Home to many nations and nationalities and religions, Ethiopia enjoys a multitude of colors and sights to attract a number of tourists from all over the world. The flow of tourists is increasing from year to year and becoming a preferred destination for man.
One of Ethiopia’s most popular attractions to catch the eye and interest of tourists is the yearly Meskel celebration. According to church history the September Meskel Festivalmarks the finding of the True Cross on which Jesus Christ was crucified. The festival is ancient, dating back over 1,600 years. It is celebrated with yellow Meskel daisies placed on top of huge bonfires that are lit in the evening in front of the throngs of celebrants. The main Meskel celebration includes the burning of a large bonfire, the Demera, in Meskel Square in Addis Ababa. This takes place on the eve of Meskel, and is based on the belief that Empress Eleni, the mother of the first Christian Roman Emperor, Constantine the Great, had a revelation in a dream. She was told that she should make a bonfire and that the smoke would show her where the True Cross was buried. She ordered the people of Jerusalem to bring wood, and after adding frankincense, the bonfire was lit and the smoke rose high up to the sky. It then fell back to earth and returned to the ground, swirling around at the exact spot where the Cross had been buried.
Sunday school students dressed in traditional Ethiopian plain white clothes furnish color to the event by singing hymns and presenting colorful spiritual and artistic religious shows to the crowd. Millions of followers of the Ethiopian Orthodox Church celebrate Meskel every year throughout the country. The festivities also mark the end of the three-month long rainy season and the return of summer to Ethiopia. No rain is expected to occur after Meskel – and indeed it is rare for this to happen. The scenery of this religious festival is a feast for the senses and for the soul.

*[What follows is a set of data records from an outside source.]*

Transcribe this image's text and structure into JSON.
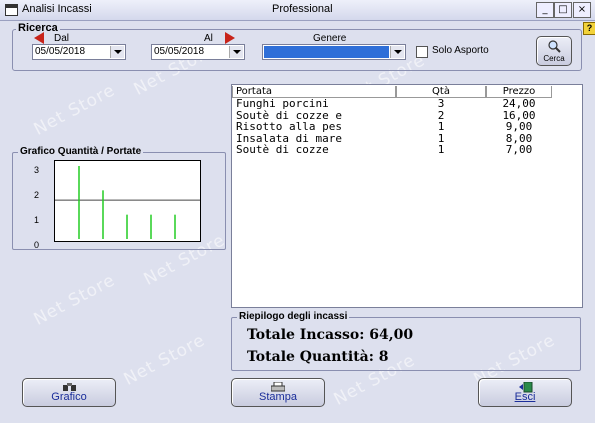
{
  "window": {
    "title": "Analisi Incassi",
    "subtitle": "Professional",
    "min_glyph": "_",
    "max_glyph": "□",
    "close_glyph": "×",
    "help_glyph": "?"
  },
  "watermark": "Net Store",
  "search": {
    "group_label": "Ricerca",
    "from_label": "Dal",
    "from_value": "05/05/2018",
    "to_label": "Al",
    "to_value": "05/05/2018",
    "genre_label": "Genere",
    "genre_value": "",
    "takeaway_label": "Solo Asporto",
    "takeaway_checked": false,
    "search_button": "Cerca"
  },
  "chart": {
    "group_label": "Grafico Quantità / Portate",
    "yticks": [
      "3",
      "2",
      "1",
      "0"
    ]
  },
  "chart_data": {
    "type": "bar",
    "categories": [
      "Funghi porcini",
      "Soutè di cozze e",
      "Risotto alla pes",
      "Insalata di mare",
      "Soutè di cozze"
    ],
    "values": [
      3,
      2,
      1,
      1,
      1
    ],
    "ylim": [
      0,
      3
    ],
    "average_line": 1.6,
    "bar_color": "#22cc22"
  },
  "table": {
    "columns": [
      "Portata",
      "Qtà",
      "Prezzo"
    ],
    "rows": [
      {
        "portata": "Funghi porcini",
        "qta": "3",
        "prezzo": "24,00"
      },
      {
        "portata": "Soutè di cozze e",
        "qta": "2",
        "prezzo": "16,00"
      },
      {
        "portata": "Risotto alla pes",
        "qta": "1",
        "prezzo": "9,00"
      },
      {
        "portata": "Insalata di mare",
        "qta": "1",
        "prezzo": "8,00"
      },
      {
        "portata": "Soutè di cozze",
        "qta": "1",
        "prezzo": "7,00"
      }
    ]
  },
  "summary": {
    "group_label": "Riepilogo degli incassi",
    "total_income": "Totale Incasso: 64,00",
    "total_quantity": "Totale Quantità: 8"
  },
  "buttons": {
    "chart": "Grafico",
    "print": "Stampa",
    "exit": "Esci"
  },
  "colors": {
    "arrow": "#c8241a",
    "genre_select": "#2f6fd8",
    "button_text": "#1a2d9a"
  }
}
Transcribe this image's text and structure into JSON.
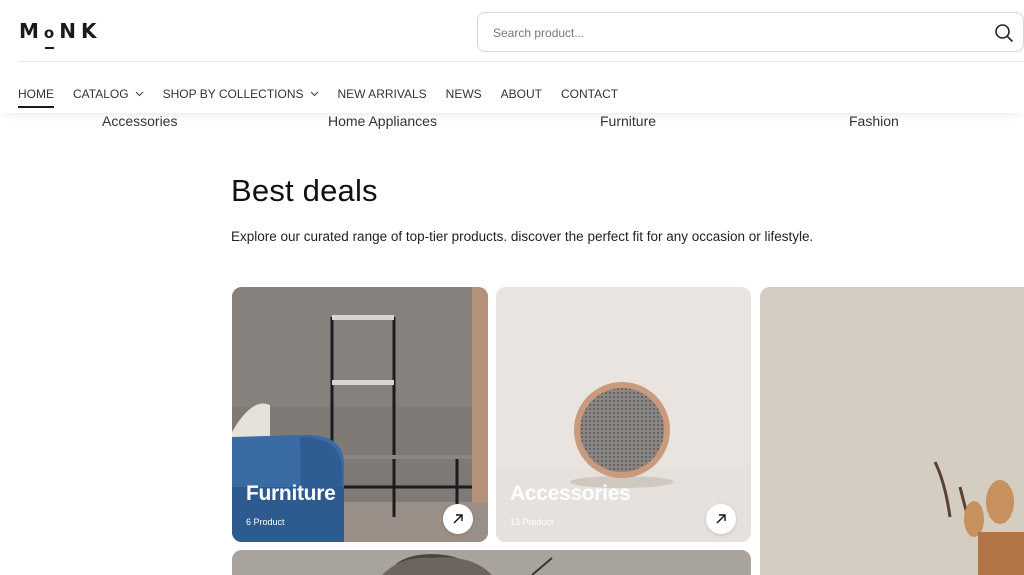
{
  "brand": {
    "logo_text_1": "M",
    "logo_text_2": "o",
    "logo_text_3": "N",
    "logo_text_4": "K"
  },
  "search": {
    "placeholder": "Search product..."
  },
  "nav": {
    "items": [
      {
        "label": "HOME"
      },
      {
        "label": "CATALOG"
      },
      {
        "label": "SHOP BY COLLECTIONS"
      },
      {
        "label": "NEW ARRIVALS"
      },
      {
        "label": "NEWS"
      },
      {
        "label": "ABOUT"
      },
      {
        "label": "CONTACT"
      }
    ]
  },
  "categories": [
    "Accessories",
    "Home Appliances",
    "Furniture",
    "Fashion"
  ],
  "section": {
    "title": "Best deals",
    "subtitle": "Explore our curated range of top-tier products. discover the perfect fit for any occasion or lifestyle."
  },
  "cards": [
    {
      "name": "Furniture",
      "count": "6 Product"
    },
    {
      "name": "Accessories",
      "count": "13 Product"
    }
  ],
  "icons": {
    "search": "search-icon",
    "chevron": "chevron-down-icon",
    "arrow": "arrow-up-right-icon"
  }
}
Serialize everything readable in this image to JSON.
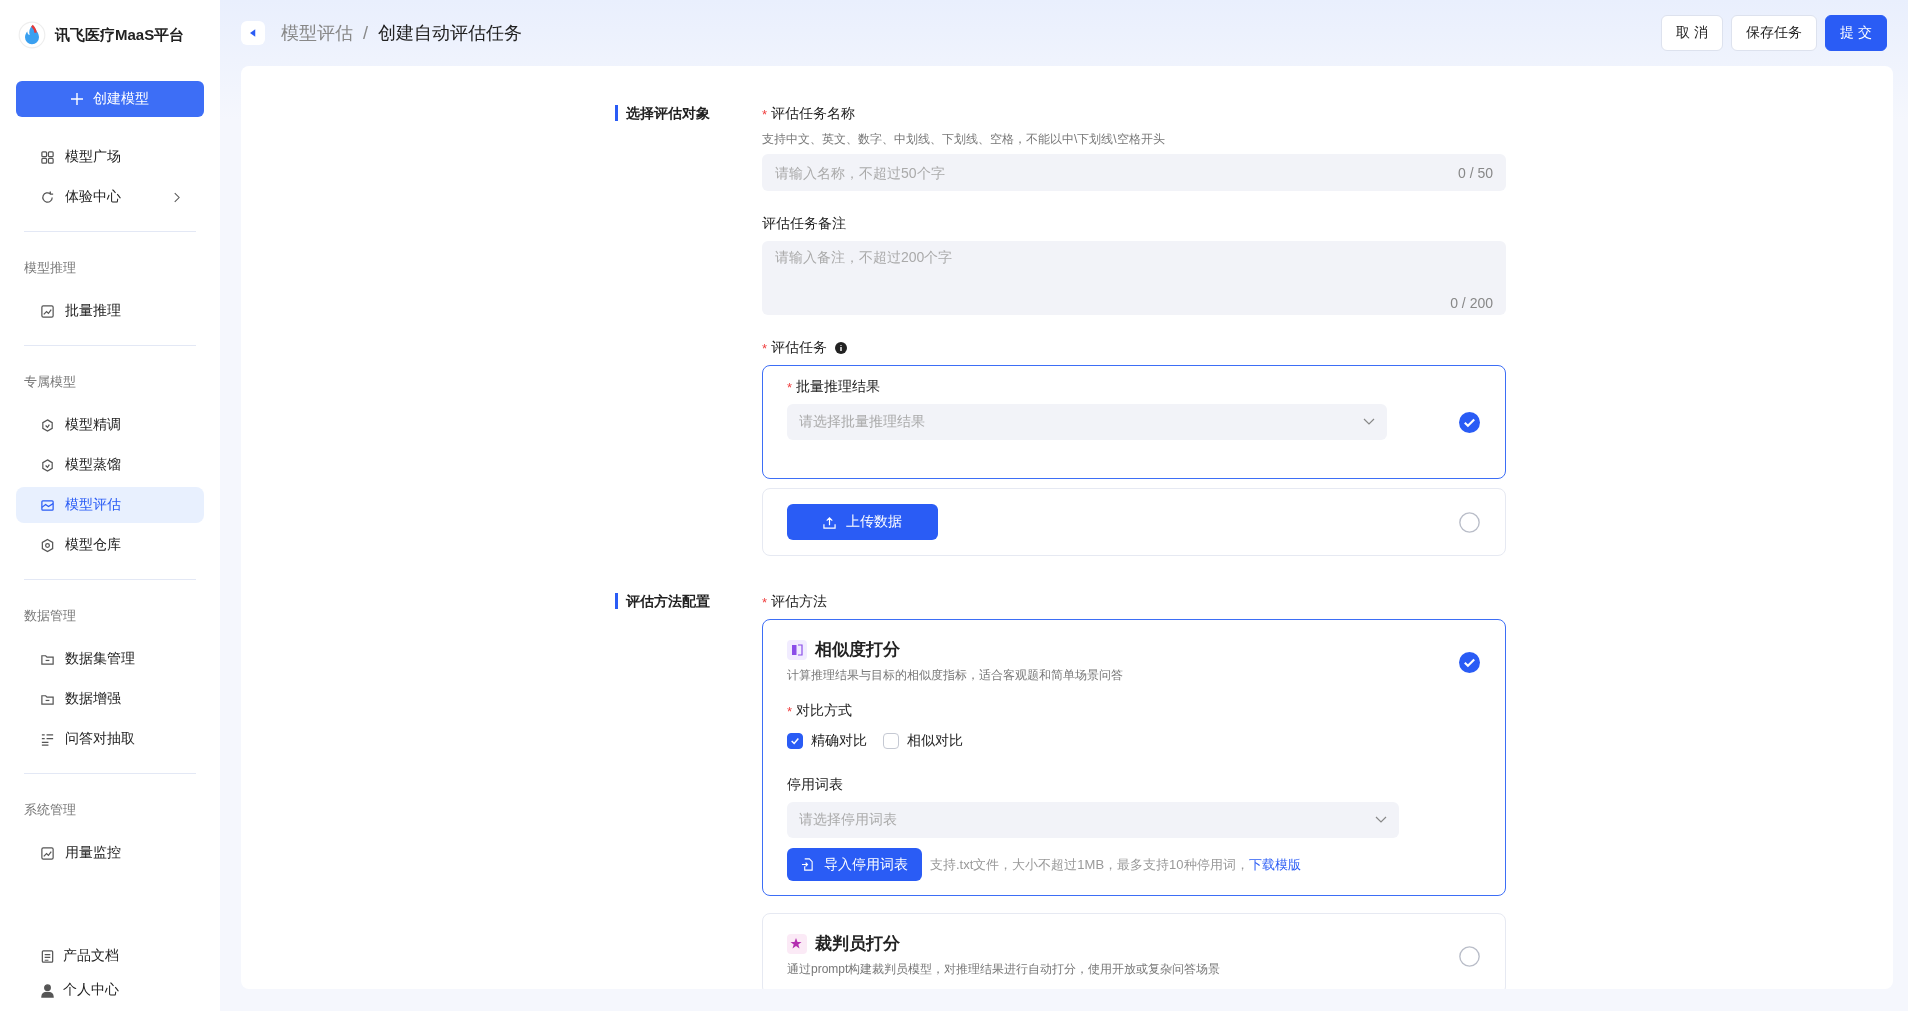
{
  "brand": {
    "name": "讯飞医疗MaaS平台"
  },
  "required_mark": "*",
  "sidebar": {
    "create_button": "创建模型",
    "top_items": [
      {
        "label": "模型广场",
        "selected": false,
        "expandable": false
      },
      {
        "label": "体验中心",
        "selected": false,
        "expandable": true
      }
    ],
    "groups": [
      {
        "title": "模型推理",
        "items": [
          {
            "label": "批量推理",
            "selected": false
          }
        ]
      },
      {
        "title": "专属模型",
        "items": [
          {
            "label": "模型精调",
            "selected": false
          },
          {
            "label": "模型蒸馏",
            "selected": false
          },
          {
            "label": "模型评估",
            "selected": true
          },
          {
            "label": "模型仓库",
            "selected": false
          }
        ]
      },
      {
        "title": "数据管理",
        "items": [
          {
            "label": "数据集管理",
            "selected": false
          },
          {
            "label": "数据增强",
            "selected": false
          },
          {
            "label": "问答对抽取",
            "selected": false
          }
        ]
      },
      {
        "title": "系统管理",
        "items": [
          {
            "label": "用量监控",
            "selected": false
          }
        ]
      }
    ],
    "footer_items": [
      {
        "label": "产品文档"
      },
      {
        "label": "个人中心"
      }
    ]
  },
  "header": {
    "breadcrumb": [
      "模型评估",
      "创建自动评估任务"
    ],
    "breadcrumb_separator": "/",
    "buttons": [
      {
        "label": "取 消",
        "kind": "default"
      },
      {
        "label": "保存任务",
        "kind": "default"
      },
      {
        "label": "提 交",
        "kind": "primary"
      }
    ]
  },
  "sections": [
    {
      "title": "选择评估对象"
    },
    {
      "title": "评估方法配置"
    }
  ],
  "task_name": {
    "label": "评估任务名称",
    "required": true,
    "hint": "支持中文、英文、数字、中划线、下划线、空格，不能以中\\下划线\\空格开头",
    "placeholder": "请输入名称，不超过50个字",
    "count": "0 / 50"
  },
  "task_note": {
    "label": "评估任务备注",
    "required": false,
    "placeholder": "请输入备注，不超过200个字",
    "count": "0 / 200"
  },
  "eval_task": {
    "label": "评估任务",
    "required": true,
    "options": [
      {
        "kind": "select",
        "selected": true,
        "label": "批量推理结果",
        "required": true,
        "placeholder": "请选择批量推理结果"
      },
      {
        "kind": "upload",
        "selected": false,
        "button": "上传数据"
      }
    ]
  },
  "eval_method": {
    "label": "评估方法",
    "required": true,
    "methods": [
      {
        "kind": "similarity",
        "selected": true,
        "title": "相似度打分",
        "description": "计算推理结果与目标的相似度指标，适合客观题和简单场景问答",
        "compare": {
          "label": "对比方式",
          "required": true,
          "options": [
            {
              "label": "精确对比",
              "checked": true
            },
            {
              "label": "相似对比",
              "checked": false
            }
          ]
        },
        "stopwords": {
          "label": "停用词表",
          "placeholder": "请选择停用词表",
          "import_button": "导入停用词表",
          "note": "支持.txt文件，大小不超过1MB，最多支持10种停用词，",
          "link": "下载模版"
        }
      },
      {
        "kind": "judge",
        "selected": false,
        "title": "裁判员打分",
        "description": "通过prompt构建裁判员模型，对推理结果进行自动打分，使用开放或复杂问答场景"
      }
    ]
  }
}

Tourists who take part in the celebrations often find an urge to come again and again to witness the sheer pleasure and surprise that the festival offers. Many indeed return repeatedly, some for a fifth of sixth time. They fall in love with a festival which offers unique chants and different theatrical scenes. Meskel is unique also as a festival which draws people in thousands and thousands and is observed with calmness and serenity without any worries over security. It offers a colourful ceremony that people of many different confessions and faiths can attend, demonstrating their solidarity and the country’s heritage of unity in diversity – something that one finds all-too-rarely on our planet.
The Meskel festival is unique to Ethiopia. No other country celebrates the Finding of the True Cross, and it is a celebration as old as the actual finding of the True Cross. Ethiopia is now engaged in an effort to register the Meskal festival as one of the World’s Cultural Heritage experiences. We believe it deserves this designation because of the ancient nature of the celebration, its color and significance and the attraction it has for a growing number of tourists as well as the immense participation of the society and of people of all ages which adds to its inimitable quality. UNESCO should seriously consider welcoming the Meskel celebrations as a World Cultural experience, contributing significantly to the enrichment of human culture.